Among the 514 patients with GEP-NENs, metastases were seen in 182 (35.41%). Among the 30 patients from whom specimens with multiple pathologies were obtained, 24 were both primary and metastatic specimens and six were specimens collected over the course of the disease. Changes in Ki-67 levels were detected in 53.3% of the patients, of whom 40% had up-regulated Ki-67 levels, and 13.3% had down-regulated Ki-67 levels. Kaplan-Meier survival analysis showed that the group with Ki-67 variability had a shorter overall survival (p = 0.0297). The Cox regression analysis indicated that Ki-67 variability (p = 0.038) was the only independent prognostic factor for overall survival.
Our data suggest that patients with GEP-NENs and Ki-67 variability had a poorer prognosis. The re-assessment of Ki-67 at sites of metastasis or during the disease course might play a role in predicting the prognosis of patients with GEP-NENs. This finding could have implications for how GEP-NENs are monitored and treated.

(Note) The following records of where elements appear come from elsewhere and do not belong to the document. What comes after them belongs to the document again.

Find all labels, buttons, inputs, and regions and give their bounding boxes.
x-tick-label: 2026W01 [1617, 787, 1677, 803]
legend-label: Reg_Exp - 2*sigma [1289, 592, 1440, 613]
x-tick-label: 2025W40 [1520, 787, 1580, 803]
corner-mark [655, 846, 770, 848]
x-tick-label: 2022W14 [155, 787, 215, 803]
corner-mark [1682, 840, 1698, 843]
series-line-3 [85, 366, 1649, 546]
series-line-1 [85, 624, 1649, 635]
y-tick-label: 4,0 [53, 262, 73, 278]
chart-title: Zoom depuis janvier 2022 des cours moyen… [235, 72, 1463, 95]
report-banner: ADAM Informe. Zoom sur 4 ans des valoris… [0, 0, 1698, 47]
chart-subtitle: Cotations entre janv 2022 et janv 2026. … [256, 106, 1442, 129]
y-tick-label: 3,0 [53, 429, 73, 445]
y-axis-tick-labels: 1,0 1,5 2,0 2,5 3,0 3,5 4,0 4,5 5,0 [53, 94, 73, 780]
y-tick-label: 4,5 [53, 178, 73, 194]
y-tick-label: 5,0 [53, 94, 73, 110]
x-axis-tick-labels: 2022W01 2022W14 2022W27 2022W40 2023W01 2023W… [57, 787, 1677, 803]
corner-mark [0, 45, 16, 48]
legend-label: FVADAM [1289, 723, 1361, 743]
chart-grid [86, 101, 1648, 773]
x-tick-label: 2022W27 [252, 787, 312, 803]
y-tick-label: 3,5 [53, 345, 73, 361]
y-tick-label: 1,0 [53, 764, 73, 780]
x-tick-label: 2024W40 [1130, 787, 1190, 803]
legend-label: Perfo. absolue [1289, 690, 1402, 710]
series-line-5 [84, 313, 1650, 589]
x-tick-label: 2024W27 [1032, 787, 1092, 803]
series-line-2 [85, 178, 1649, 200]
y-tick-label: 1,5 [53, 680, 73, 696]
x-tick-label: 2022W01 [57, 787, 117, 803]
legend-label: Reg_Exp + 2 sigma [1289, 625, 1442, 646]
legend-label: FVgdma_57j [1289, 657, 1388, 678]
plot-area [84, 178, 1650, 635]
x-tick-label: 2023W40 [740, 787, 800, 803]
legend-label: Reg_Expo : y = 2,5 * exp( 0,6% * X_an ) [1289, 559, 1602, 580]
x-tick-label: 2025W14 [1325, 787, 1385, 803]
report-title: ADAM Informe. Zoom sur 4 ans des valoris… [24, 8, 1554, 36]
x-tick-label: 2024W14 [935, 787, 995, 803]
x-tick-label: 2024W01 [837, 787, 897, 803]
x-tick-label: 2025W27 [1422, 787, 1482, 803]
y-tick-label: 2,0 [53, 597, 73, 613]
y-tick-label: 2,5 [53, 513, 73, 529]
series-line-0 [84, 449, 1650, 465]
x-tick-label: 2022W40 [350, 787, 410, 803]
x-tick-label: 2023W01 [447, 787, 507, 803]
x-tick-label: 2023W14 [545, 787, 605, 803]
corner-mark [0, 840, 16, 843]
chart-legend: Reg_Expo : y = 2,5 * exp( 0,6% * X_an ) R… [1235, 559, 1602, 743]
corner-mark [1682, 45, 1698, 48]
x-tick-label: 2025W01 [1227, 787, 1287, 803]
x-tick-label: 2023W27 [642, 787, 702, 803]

胃肠胰神经内分泌肿瘤(GEP-NENs)中的Ki-67指数可能在疾病过程中发生变化。然而,Ki-67变异性对GEP-NENs的确切影响仍不清楚。本研究的目的是评估疾病过程中Ki-67水平的变化,并探讨Ki-67指数变异性在GEP-NENs中的作用。
从2009年7月至2018年2月在武汉协和医院接受治疗的514例GEP-NENs患者中选取30例患者,对其具有多种病理情况的标本进行评估。在疾病过程中对多个标本的Ki-67指数进行评估。进行单变量和多变量Cox比例风险回归分析,以评估各种临床和组织病理学特征的预后意义。
在514例GEP-NENs患者中,182例(35.41%)出现转移。在获得具有多种病理情况标本的30例患者中,24例为原发和转移标本,6例为疾病过程中采集的标本。53.3%的患者检测到Ki-67水平变化,其中40%的患者Ki-67水平上调,13.3%的患者Ki-67水平下调。Kaplan-Meier生存分析显示,Ki-67具有变异性的组总生存期较短(p = 0.0297)。Cox回归分析表明,Ki-67变异性(p = 0.038)是总生存期的唯一独立预后因素。
我们的数据表明,具有Ki-67变异性的GEP-NENs患者预后较差。在转移部位或疾病过程中重新评估Ki-67可能对预测GEP-NENs患者的预后起作用。这一发现可能对GEP-NENs的监测和治疗方式产生影响。